Every other Wednesday, I celebrate the Eucharist in the crypt chapel of St Bride's, Fleet Street. This Wren church, with its famous wedding-cake steeple, was built after the Great Fire (and rebuilt yet again after being extensively damaged in the Blitz) on the footprint of its medieval predecessor - which had itself overlaid and replaced five other buildings going back as far as the sixth century. In the crypt, which is now far below street level, you are surrounded by the relics of these former churches - isolated outcrops and abutments of ancient stone which will have echoed to the timeless rhythm of masses offered by our earliest ancestors in the faith. Indeed you are, in a sense, surrounded by the ancestors themselves, since the crypt was used for burials for centuries until 1854.

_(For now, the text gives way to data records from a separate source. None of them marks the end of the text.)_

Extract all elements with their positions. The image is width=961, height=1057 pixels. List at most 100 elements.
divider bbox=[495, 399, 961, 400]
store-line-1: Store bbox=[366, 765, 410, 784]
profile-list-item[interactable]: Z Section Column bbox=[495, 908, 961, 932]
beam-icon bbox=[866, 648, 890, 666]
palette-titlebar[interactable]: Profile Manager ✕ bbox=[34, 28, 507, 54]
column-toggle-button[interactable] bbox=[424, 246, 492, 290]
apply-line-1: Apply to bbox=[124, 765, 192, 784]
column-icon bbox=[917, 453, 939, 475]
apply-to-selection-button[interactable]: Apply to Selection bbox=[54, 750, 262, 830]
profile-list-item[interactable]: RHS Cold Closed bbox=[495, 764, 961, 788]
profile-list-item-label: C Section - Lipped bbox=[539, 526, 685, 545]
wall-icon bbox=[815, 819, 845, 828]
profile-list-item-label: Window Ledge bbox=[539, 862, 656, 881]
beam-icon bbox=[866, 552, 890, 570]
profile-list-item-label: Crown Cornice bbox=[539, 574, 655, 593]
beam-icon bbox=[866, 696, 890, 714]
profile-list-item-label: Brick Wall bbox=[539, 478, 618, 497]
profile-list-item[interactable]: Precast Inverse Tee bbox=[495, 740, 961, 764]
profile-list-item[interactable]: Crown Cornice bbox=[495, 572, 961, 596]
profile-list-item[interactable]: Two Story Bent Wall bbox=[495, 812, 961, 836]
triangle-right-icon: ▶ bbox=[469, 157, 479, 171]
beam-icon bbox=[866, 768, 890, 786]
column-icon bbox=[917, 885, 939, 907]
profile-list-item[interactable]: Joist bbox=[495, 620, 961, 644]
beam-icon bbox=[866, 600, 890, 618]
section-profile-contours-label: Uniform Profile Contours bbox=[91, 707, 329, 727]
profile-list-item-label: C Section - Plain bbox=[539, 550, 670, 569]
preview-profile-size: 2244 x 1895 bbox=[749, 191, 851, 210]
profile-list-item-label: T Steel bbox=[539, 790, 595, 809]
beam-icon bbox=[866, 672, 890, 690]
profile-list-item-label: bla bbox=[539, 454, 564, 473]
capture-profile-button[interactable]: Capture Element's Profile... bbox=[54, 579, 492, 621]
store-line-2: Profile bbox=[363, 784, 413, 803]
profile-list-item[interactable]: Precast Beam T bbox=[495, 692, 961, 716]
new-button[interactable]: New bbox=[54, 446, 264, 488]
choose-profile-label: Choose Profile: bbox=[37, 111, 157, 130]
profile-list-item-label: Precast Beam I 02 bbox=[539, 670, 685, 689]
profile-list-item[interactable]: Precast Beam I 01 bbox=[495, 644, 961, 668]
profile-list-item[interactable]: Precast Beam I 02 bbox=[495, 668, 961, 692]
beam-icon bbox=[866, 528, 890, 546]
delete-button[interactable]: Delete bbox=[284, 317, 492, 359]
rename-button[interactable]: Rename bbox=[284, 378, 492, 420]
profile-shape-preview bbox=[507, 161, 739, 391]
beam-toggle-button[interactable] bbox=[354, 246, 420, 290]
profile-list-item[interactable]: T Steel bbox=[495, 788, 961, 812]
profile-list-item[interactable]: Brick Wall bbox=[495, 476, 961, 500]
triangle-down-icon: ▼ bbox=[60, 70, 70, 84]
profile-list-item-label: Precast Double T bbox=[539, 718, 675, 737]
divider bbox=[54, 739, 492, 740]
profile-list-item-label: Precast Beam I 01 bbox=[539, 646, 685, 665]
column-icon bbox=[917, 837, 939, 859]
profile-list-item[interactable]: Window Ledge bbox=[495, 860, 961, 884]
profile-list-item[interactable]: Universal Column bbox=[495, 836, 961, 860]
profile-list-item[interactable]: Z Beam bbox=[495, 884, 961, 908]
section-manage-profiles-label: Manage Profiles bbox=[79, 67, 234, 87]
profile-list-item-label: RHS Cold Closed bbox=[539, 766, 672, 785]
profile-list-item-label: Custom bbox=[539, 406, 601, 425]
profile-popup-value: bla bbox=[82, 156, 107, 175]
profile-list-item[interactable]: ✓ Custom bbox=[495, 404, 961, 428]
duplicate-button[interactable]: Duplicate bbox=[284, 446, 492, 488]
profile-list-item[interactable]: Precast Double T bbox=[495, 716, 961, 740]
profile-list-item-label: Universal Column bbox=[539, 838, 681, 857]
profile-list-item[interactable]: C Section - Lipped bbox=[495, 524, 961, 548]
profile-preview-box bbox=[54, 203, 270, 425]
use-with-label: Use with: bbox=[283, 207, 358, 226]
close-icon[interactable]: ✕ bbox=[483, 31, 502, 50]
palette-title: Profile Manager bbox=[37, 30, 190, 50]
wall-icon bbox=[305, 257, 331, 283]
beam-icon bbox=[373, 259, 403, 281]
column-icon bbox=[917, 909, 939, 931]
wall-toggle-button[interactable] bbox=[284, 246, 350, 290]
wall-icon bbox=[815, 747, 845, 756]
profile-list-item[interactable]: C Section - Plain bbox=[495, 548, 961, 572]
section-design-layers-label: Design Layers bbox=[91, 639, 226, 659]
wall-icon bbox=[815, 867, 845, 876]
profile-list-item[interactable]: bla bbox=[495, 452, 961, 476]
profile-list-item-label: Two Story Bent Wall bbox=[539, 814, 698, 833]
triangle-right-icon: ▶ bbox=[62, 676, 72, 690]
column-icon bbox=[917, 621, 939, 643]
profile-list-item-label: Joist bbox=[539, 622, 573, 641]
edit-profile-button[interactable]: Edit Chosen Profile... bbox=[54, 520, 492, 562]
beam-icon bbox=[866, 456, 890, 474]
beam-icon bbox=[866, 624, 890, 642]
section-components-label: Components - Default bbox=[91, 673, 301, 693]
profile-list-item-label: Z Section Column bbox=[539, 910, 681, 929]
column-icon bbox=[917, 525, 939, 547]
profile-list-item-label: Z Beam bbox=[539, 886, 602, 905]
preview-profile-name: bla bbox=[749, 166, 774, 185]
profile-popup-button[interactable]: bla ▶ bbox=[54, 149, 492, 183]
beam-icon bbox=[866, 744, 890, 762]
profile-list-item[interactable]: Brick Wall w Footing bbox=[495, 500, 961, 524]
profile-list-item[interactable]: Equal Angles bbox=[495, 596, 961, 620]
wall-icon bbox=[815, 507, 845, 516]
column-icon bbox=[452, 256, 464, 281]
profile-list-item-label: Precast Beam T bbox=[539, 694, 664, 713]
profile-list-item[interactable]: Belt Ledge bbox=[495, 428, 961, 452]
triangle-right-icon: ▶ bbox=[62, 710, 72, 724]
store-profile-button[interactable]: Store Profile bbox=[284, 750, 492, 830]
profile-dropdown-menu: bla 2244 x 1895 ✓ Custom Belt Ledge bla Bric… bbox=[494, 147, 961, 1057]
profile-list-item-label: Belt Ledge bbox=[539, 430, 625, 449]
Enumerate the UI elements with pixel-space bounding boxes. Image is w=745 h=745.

|The Crypt Chapel, St Bride's, Fleet Street|
The altar is an ancient table, half-charred and planted on a huge tombstone. To its south side is a tiny niche in the stonework in which the priest can sit silently and all but unobserved as he awaits the lunchtime faithful. I use these few minutes to say a preparatory prayer or two; and to formulate mentally some words of introduction. When there is a festival or other commemoration, these words often take the form of a brief reflection on the saint's life and its significance for us on (or under) the streets of 21st century London.

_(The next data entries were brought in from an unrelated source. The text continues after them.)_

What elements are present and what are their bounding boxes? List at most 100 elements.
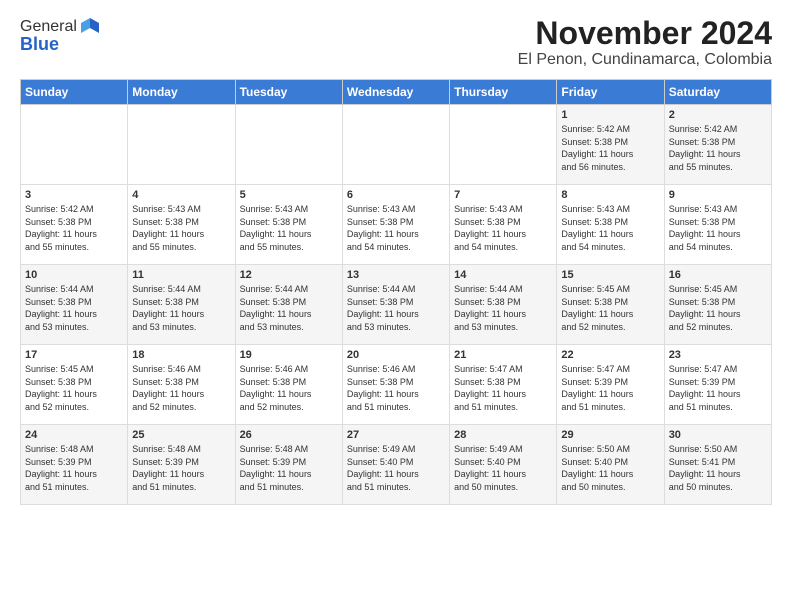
calendar-title: November 2024 <box>518 16 772 51</box>
calendar-cell: 9 Sunrise: 5:43 AMSunset: 5:38 PMDaylight… <box>664 185 771 265</box>
calendar-cell: 21 Sunrise: 5:47 AMSunset: 5:38 PMDayligh… <box>450 345 557 425</box>
calendar-cell <box>450 105 557 185</box>
calendar-cell: 15Sunrise: 5:45 AMSunset: 5:38 PMDayligh… <box>557 265 664 345</box>
calendar-cell: 30Sunrise: 5:50 AMSunset: 5:41 PMDayligh… <box>664 425 771 505</box>
logo-flag-icon <box>79 16 101 38</box>
day-info: Sunrise: 5:46 AMSunset: 5:38 PMDaylight:… <box>240 363 338 413</box>
day-info: Sunrise: 5:50 AMSunset: 5:41 PMDaylight:… <box>669 443 767 493</box>
day-number: 6 <box>347 189 445 201</box>
day-number: 20 <box>347 349 445 361</box>
day-number: 27 <box>347 429 445 441</box>
calendar-cell: 11 Sunrise: 5:44 AMSunset: 5:38 PMDayligh… <box>128 265 235 345</box>
day-info: Sunrise: 5:44 AMSunset: 5:38 PMDaylight:… <box>132 283 230 333</box>
day-info: Sunrise: 5:43 AMSunset: 5:38 PMDaylight:… <box>561 203 659 253</box>
day-number: 15 <box>561 269 659 281</box>
day-number: 2 <box>669 109 767 121</box>
day-info: Sunrise: 5:47 AMSunset: 5:39 PMDaylight:… <box>669 363 767 413</box>
calendar-cell: 16Sunrise: 5:45 AMSunset: 5:38 PMDayligh… <box>664 265 771 345</box>
calendar-cell: 18 Sunrise: 5:46 AMSunset: 5:38 PMDayligh… <box>128 345 235 425</box>
page: General Blue November 2024 El Penon, Cun… <box>0 0 792 515</box>
day-number: 29 <box>561 429 659 441</box>
day-info: Sunrise: 5:47 AMSunset: 5:38 PMDaylight:… <box>454 363 552 413</box>
day-info: Sunrise: 5:44 AMSunset: 5:38 PMDaylight:… <box>25 283 123 333</box>
calendar-cell: 13Sunrise: 5:44 AMSunset: 5:38 PMDayligh… <box>342 265 449 345</box>
day-number: 8 <box>561 189 659 201</box>
day-info: Sunrise: 5:48 AMSunset: 5:39 PMDaylight:… <box>132 443 230 493</box>
day-info: Sunrise: 5:42 AMSunset: 5:38 PMDaylight:… <box>25 203 123 253</box>
day-info: Sunrise: 5:47 AMSunset: 5:39 PMDaylight:… <box>561 363 659 413</box>
calendar-table: SundayMondayTuesdayWednesdayThursdayFrid… <box>20 79 772 505</box>
week-row-4: 17 Sunrise: 5:45 AMSunset: 5:38 PMDayligh… <box>21 345 772 425</box>
logo: General Blue <box>20 16 101 55</box>
day-info: Sunrise: 5:49 AMSunset: 5:40 PMDaylight:… <box>347 443 445 493</box>
calendar-cell: 28Sunrise: 5:49 AMSunset: 5:40 PMDayligh… <box>450 425 557 505</box>
calendar-cell: 23 Sunrise: 5:47 AMSunset: 5:39 PMDayligh… <box>664 345 771 425</box>
calendar-cell: 8 Sunrise: 5:43 AMSunset: 5:38 PMDaylight… <box>557 185 664 265</box>
header-cell-thursday: Thursday <box>450 80 557 105</box>
day-info: Sunrise: 5:43 AMSunset: 5:38 PMDaylight:… <box>132 203 230 253</box>
day-number: 1 <box>561 109 659 121</box>
day-info: Sunrise: 5:43 AMSunset: 5:38 PMDaylight:… <box>347 203 445 253</box>
day-number: 7 <box>454 189 552 201</box>
day-number: 14 <box>454 269 552 281</box>
calendar-cell: 29 Sunrise: 5:50 AMSunset: 5:40 PMDayligh… <box>557 425 664 505</box>
calendar-cell: 6 Sunrise: 5:43 AMSunset: 5:38 PMDaylight… <box>342 185 449 265</box>
day-info: Sunrise: 5:48 AMSunset: 5:39 PMDaylight:… <box>240 443 338 493</box>
calendar-cell: 12Sunrise: 5:44 AMSunset: 5:38 PMDayligh… <box>235 265 342 345</box>
day-number: 17 <box>25 349 123 361</box>
day-info: Sunrise: 5:50 AMSunset: 5:40 PMDaylight:… <box>561 443 659 493</box>
calendar-cell: 22 Sunrise: 5:47 AMSunset: 5:39 PMDayligh… <box>557 345 664 425</box>
day-number: 23 <box>669 349 767 361</box>
calendar-cell: 4 Sunrise: 5:43 AMSunset: 5:38 PMDaylight… <box>128 185 235 265</box>
header-cell-wednesday: Wednesday <box>342 80 449 105</box>
day-number: 28 <box>454 429 552 441</box>
day-number: 16 <box>669 269 767 281</box>
header-cell-tuesday: Tuesday <box>235 80 342 105</box>
header: General Blue November 2024 El Penon, Cun… <box>20 16 772 69</box>
day-info: Sunrise: 5:43 AMSunset: 5:38 PMDaylight:… <box>669 203 767 253</box>
day-number: 4 <box>132 189 230 201</box>
day-number: 24 <box>25 429 123 441</box>
week-row-5: 24 Sunrise: 5:48 AMSunset: 5:39 PMDayligh… <box>21 425 772 505</box>
calendar-subtitle: El Penon, Cundinamarca, Colombia <box>518 51 772 69</box>
week-row-3: 10Sunrise: 5:44 AMSunset: 5:38 PMDayligh… <box>21 265 772 345</box>
header-cell-friday: Friday <box>557 80 664 105</box>
day-info: Sunrise: 5:43 AMSunset: 5:38 PMDaylight:… <box>240 203 338 253</box>
calendar-cell: 3Sunrise: 5:42 AMSunset: 5:38 PMDaylight… <box>21 185 128 265</box>
calendar-cell: 5 Sunrise: 5:43 AMSunset: 5:38 PMDaylight… <box>235 185 342 265</box>
calendar-cell <box>21 105 128 185</box>
header-cell-saturday: Saturday <box>664 80 771 105</box>
day-info: Sunrise: 5:46 AMSunset: 5:38 PMDaylight:… <box>132 363 230 413</box>
calendar-cell: 10Sunrise: 5:44 AMSunset: 5:38 PMDayligh… <box>21 265 128 345</box>
day-number: 22 <box>561 349 659 361</box>
calendar-cell: 26 Sunrise: 5:48 AMSunset: 5:39 PMDayligh… <box>235 425 342 505</box>
day-info: Sunrise: 5:42 AMSunset: 5:38 PMDaylight:… <box>561 123 659 173</box>
header-cell-monday: Monday <box>128 80 235 105</box>
calendar-cell <box>342 105 449 185</box>
calendar-cell: 17 Sunrise: 5:45 AMSunset: 5:38 PMDayligh… <box>21 345 128 425</box>
calendar-cell: 20 Sunrise: 5:46 AMSunset: 5:38 PMDayligh… <box>342 345 449 425</box>
day-number: 12 <box>240 269 338 281</box>
day-number: 13 <box>347 269 445 281</box>
calendar-cell: 24 Sunrise: 5:48 AMSunset: 5:39 PMDayligh… <box>21 425 128 505</box>
header-cell-sunday: Sunday <box>21 80 128 105</box>
day-number: 19 <box>240 349 338 361</box>
day-number: 5 <box>240 189 338 201</box>
day-number: 9 <box>669 189 767 201</box>
day-number: 26 <box>240 429 338 441</box>
calendar-cell: 19 Sunrise: 5:46 AMSunset: 5:38 PMDayligh… <box>235 345 342 425</box>
day-info: Sunrise: 5:46 AMSunset: 5:38 PMDaylight:… <box>347 363 445 413</box>
day-number: 18 <box>132 349 230 361</box>
calendar-cell <box>128 105 235 185</box>
day-number: 11 <box>132 269 230 281</box>
header-row: SundayMondayTuesdayWednesdayThursdayFrid… <box>21 80 772 105</box>
calendar-cell: 14 Sunrise: 5:44 AMSunset: 5:38 PMDayligh… <box>450 265 557 345</box>
day-number: 21 <box>454 349 552 361</box>
calendar-cell: 25Sunrise: 5:48 AMSunset: 5:39 PMDayligh… <box>128 425 235 505</box>
day-info: Sunrise: 5:44 AMSunset: 5:38 PMDaylight:… <box>454 283 552 333</box>
week-row-1: 1 Sunrise: 5:42 AMSunset: 5:38 PMDaylight… <box>21 105 772 185</box>
day-info: Sunrise: 5:45 AMSunset: 5:38 PMDaylight:… <box>25 363 123 413</box>
calendar-cell: 27 Sunrise: 5:49 AMSunset: 5:40 PMDayligh… <box>342 425 449 505</box>
day-info: Sunrise: 5:43 AMSunset: 5:38 PMDaylight:… <box>454 203 552 253</box>
day-info: Sunrise: 5:48 AMSunset: 5:39 PMDaylight:… <box>25 443 123 493</box>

Today's commemoration (or "lesser festival" to give it its formal appellation) was of Margaret of Scotland, a ninth century Anglo-Saxon noblewoman who fled England for Scotland at the Norman conquest, and subsequently married the Scottish king. She is thought to have lived a life of great piety and philanthropy, caring for the poor and reforming religious houses. The little biography provided by the Anglican altar book used for the celebration of such festivals, Exciting Holiness, says of Margaret that she "seemed to influence for good all with whom she came into contact". This sounds rather bland, even saccharine, at first sight; but that does not characterise these usually nicely-judged and economical summaries. So I am happy to assume that, as far as we can know 1000 years on, it must actually be true.
|St Margaret feeding orphans|
Influencing for good all with whom one comes into contact is indeed a holy gift. We perhaps all know or have known someone who seems positively to radiate goodness; a person in whom we can detect no hint of selfishness or malice; and who in the eyes of the cynic, seems too good to be true. None of us can be without sin, without flaw, since that is our inheritance. Christians believe that perfection can be attained only by the grace of God, and perhaps never in this life. Yet there are people who seem to approach it: not just peacemakers or philanthropists; not just those who are remembered for their good deeds or wise words - although all these and more surely have more than their "fair" share of holiness. They are those who have been given such a measure of inner goodness that it cannot help but overflow like some healing salve. They are those in whose faces we seem to see - albeit through a glass, darkly - a reflection of Christ himself.